えらい言われようだと思いながら、ロザリア並みの地獄耳を誇るオリヴィエはパタパタと羽根扇を揺らした。
「あの炎の直情馬鹿と、風のアホ勇気小僧…あとで覚えておいで〜〜〜」
「オリヴィエ…落ち着いてください…あの様子では、あなたがしっかりしないと物語は進まないかと…」
「判っちゃいるが、ちょっとむかつくね、あの言い方は」
ヒロイン、オリヴィエ=ジュリエットは険のある目で変な力の入ったオスカーとランディを見据えている。その隣でリュミエールはハラハラとした視線を向ける。
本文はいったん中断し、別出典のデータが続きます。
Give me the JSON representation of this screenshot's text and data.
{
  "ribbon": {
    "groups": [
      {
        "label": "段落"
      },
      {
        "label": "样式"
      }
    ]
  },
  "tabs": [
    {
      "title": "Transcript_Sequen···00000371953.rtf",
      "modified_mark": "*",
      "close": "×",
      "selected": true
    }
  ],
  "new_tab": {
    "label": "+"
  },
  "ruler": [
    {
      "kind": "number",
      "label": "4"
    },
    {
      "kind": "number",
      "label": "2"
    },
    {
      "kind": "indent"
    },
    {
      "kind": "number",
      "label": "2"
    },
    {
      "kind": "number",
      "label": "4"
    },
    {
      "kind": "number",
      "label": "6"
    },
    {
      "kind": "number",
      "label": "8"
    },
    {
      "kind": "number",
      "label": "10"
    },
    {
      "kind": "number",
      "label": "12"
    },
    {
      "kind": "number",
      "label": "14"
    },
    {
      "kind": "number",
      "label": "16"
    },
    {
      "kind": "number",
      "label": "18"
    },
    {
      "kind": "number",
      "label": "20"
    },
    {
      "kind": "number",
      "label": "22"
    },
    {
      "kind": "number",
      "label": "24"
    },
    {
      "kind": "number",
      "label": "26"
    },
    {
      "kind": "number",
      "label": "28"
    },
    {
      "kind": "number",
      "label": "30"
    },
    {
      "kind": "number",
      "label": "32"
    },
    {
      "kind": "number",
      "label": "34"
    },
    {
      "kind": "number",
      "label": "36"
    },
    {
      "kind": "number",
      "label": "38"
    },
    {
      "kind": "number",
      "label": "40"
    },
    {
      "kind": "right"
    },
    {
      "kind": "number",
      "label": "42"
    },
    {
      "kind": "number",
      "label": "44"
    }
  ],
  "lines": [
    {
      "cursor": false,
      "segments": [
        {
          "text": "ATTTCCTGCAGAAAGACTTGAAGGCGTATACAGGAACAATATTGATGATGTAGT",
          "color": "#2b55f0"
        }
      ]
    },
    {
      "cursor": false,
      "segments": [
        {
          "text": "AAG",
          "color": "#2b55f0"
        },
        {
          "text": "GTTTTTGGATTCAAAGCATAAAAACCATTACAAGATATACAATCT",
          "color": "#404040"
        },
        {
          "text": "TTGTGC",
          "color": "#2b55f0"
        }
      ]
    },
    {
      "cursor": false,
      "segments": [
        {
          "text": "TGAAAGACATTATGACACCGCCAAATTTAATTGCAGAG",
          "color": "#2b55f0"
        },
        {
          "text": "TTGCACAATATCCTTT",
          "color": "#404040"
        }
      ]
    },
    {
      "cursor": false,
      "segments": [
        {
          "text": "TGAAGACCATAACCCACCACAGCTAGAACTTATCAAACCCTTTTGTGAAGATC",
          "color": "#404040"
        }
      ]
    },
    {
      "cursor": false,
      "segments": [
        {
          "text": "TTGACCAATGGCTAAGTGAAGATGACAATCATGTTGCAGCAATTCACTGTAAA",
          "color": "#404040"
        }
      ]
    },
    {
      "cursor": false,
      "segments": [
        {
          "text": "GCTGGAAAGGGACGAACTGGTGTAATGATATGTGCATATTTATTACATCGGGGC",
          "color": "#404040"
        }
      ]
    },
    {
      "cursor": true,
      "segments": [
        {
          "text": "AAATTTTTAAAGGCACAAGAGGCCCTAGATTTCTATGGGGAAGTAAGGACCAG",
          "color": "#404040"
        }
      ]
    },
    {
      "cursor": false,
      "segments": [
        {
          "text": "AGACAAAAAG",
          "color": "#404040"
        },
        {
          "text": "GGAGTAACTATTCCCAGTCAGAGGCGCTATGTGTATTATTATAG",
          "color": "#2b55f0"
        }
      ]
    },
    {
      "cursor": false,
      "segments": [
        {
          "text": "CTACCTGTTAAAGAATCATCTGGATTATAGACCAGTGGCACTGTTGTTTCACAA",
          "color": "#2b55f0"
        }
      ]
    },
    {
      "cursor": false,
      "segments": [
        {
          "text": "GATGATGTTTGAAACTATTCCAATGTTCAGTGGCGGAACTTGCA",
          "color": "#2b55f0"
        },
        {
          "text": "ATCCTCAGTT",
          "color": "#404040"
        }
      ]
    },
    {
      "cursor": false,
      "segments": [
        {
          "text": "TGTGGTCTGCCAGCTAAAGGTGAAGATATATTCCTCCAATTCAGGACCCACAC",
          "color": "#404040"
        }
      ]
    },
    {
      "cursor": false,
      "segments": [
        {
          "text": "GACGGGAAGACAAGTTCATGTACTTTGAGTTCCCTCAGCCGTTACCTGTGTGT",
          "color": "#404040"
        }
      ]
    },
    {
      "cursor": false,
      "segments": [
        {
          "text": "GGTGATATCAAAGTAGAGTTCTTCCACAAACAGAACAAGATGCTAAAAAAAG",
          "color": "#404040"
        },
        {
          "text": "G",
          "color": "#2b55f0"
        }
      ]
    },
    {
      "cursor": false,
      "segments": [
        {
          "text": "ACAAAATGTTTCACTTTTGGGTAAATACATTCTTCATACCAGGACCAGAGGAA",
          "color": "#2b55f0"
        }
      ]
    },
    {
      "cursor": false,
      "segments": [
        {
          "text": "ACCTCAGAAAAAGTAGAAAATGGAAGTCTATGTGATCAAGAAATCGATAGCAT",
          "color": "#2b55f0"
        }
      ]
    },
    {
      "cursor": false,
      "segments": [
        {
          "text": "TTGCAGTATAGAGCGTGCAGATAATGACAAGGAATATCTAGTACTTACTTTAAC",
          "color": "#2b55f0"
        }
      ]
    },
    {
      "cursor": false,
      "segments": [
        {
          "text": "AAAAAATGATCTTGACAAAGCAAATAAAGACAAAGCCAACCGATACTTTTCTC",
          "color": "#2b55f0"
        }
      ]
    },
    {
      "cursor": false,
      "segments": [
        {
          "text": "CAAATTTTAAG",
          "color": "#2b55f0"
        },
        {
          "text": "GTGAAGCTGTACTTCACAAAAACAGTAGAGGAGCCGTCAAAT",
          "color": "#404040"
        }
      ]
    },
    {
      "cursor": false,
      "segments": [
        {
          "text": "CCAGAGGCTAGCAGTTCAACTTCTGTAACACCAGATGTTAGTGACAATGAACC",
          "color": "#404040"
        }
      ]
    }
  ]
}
「ま…しゃーないか…これもすべて女王陛下の思し召し。そのおこぼれで楽しませて貰ってる身としては、せいぜい頑張るしかないか」
「…やはり楽しんでいたのですね…わたくしとオスカーの間を邪魔することを…」
リュミエールにしては低いドスの利いた声に、オリヴィエはぴくりと耳をそばだてた。
おそるおそる表情を伺うと、にっこりと穏やかな笑みを浮かべながらその背後からはおどろ線が迫ってくるような殺気を感じ、オリヴィエは引きつった顔にむりやり笑顔を作った。
 
「やーね、リュミちゃんったら。お邪魔虫なんて無粋な真似、私が喜んでしてたわけないじゃん、これもすべては女王陛下の思し召し…お仕事なんだって」
「そうですよね、すべては女王陛下の御心のまま…ふふふふふ…」
その底冷えするような笑い声に、オリヴィエは背筋がぞうっと凍り付きそうになるのを感じた。
「お、おっと〜〜私の出番だ、行かなきゃ…」
コソコソとドレスの裾をつまみ上げて広間の中央に出ようとするオリヴィエに、リュミエールはにこやかに声を掛けた。
「頑張って下さいね…なんと言っても、これからが本番なのですから…」
(やっばー。リュミエールって…けっこう根に持つ方だったりして…)
冷や汗を流しながら、オリヴィエは表情を作る。
そう、これからが本番。
女王陛下のイベントは、これから始まるのである。